Among the reports there also are historical episodes as, for instance, the exodus of a large Mapuche tribe that emigrated to the other side of the mountains, that is, to Chile, of which they spoke as a land of shadows and darkness, where water abounds and one suffers of cold and bad climate conditions. Later on, these folks returned to their original homeland in Argentina, where their fellows gave them some land so they could live again in their natural environment and according to their ancient custom. They also tell about wars among different tribes, that used to be very cruel and bloody and always ended by the winner abducting the women and taking all goods of the defeated. Some stories tell about the Spanish invasion and the mistrust felt by the Indians against those warriors who could shoot instead of fighting with arrows, “bolas” or else, hand to hand. They refer to the powerful “Winka” (white man) king who lived at the other side of the “great pond”, meaning the ocean, and who sent his soldiers to conquer new lands for him. However, they say that this king was kind and just, but that his armies committed all kinds of abuses against the Indians, openly violating the rules that their king had instructed them to follow. This is a very remarkable feature.

Also present are tales about life after death, about the dead and their transcendent life. Living persons use to communicate with the deceased, and the latter come out of the lakes, on whose ground they go on existing. From there they return to visit their relatives and haunt their old homes. Sometimes they take a loved one along with them into the deep waters, after which the end of the stories might be a temporary return to earth or the definitive disappearance of the hero or the heroine.

The translation itself was a long and laborious endeavor, not lacking of difficulties due mainly to the purpose of reproducing as best as possible the simple, almost primitive language used by the Mapuches and that Bertha Koessler succeeded so well to imitate in German. She uses many Mapudungun words, after which she immediately adds their meaning in German, therewith clarifying quite accurately what the Mapuche relator wants to express. However, it is not easy to reproduce in Spanish the Mapuche way of talking.
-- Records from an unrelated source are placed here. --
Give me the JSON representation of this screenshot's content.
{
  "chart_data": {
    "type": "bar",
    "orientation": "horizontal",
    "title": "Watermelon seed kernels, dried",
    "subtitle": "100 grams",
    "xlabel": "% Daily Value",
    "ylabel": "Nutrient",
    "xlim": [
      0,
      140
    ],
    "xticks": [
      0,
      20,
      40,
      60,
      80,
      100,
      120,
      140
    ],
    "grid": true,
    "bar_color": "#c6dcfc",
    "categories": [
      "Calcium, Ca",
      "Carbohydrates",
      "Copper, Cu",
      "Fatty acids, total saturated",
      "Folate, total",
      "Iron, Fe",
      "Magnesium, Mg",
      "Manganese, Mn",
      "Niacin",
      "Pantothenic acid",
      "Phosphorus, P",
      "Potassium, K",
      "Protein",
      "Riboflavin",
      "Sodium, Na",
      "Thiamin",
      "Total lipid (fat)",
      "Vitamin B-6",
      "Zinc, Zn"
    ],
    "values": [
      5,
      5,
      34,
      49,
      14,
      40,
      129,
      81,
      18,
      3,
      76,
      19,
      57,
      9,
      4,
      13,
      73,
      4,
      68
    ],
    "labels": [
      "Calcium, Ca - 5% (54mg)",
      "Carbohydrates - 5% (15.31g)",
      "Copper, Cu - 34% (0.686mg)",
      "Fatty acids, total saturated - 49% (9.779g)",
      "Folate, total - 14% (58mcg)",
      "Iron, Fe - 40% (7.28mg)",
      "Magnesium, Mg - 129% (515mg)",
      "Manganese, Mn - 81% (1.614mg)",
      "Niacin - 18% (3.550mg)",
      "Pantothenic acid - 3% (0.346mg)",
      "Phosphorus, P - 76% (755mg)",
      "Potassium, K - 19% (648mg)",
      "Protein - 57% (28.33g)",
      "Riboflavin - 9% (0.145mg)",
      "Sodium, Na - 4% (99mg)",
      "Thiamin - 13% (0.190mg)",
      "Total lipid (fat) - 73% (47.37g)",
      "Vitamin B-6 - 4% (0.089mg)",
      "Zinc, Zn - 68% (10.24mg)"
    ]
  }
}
For this reason the Spanish publisher found it necessary to edit the entire primary translation text so as to make it more fluent, although thereby much of the faithfulness of the original expression was lost. This was an inevitable cost that had to be assumed for literary reasons.

The publication of Bertha Koessler’s magnificent work is a great achievement. It is worthwhile to note that, after so many years of frustration for the author because she couldn’t find a publisher, finally her work was published in Chile and not in Argentina, where she lived and loved. However, it must be considered that the Mapuche people are much more numerous in our country than in Argentina, from where they originally came.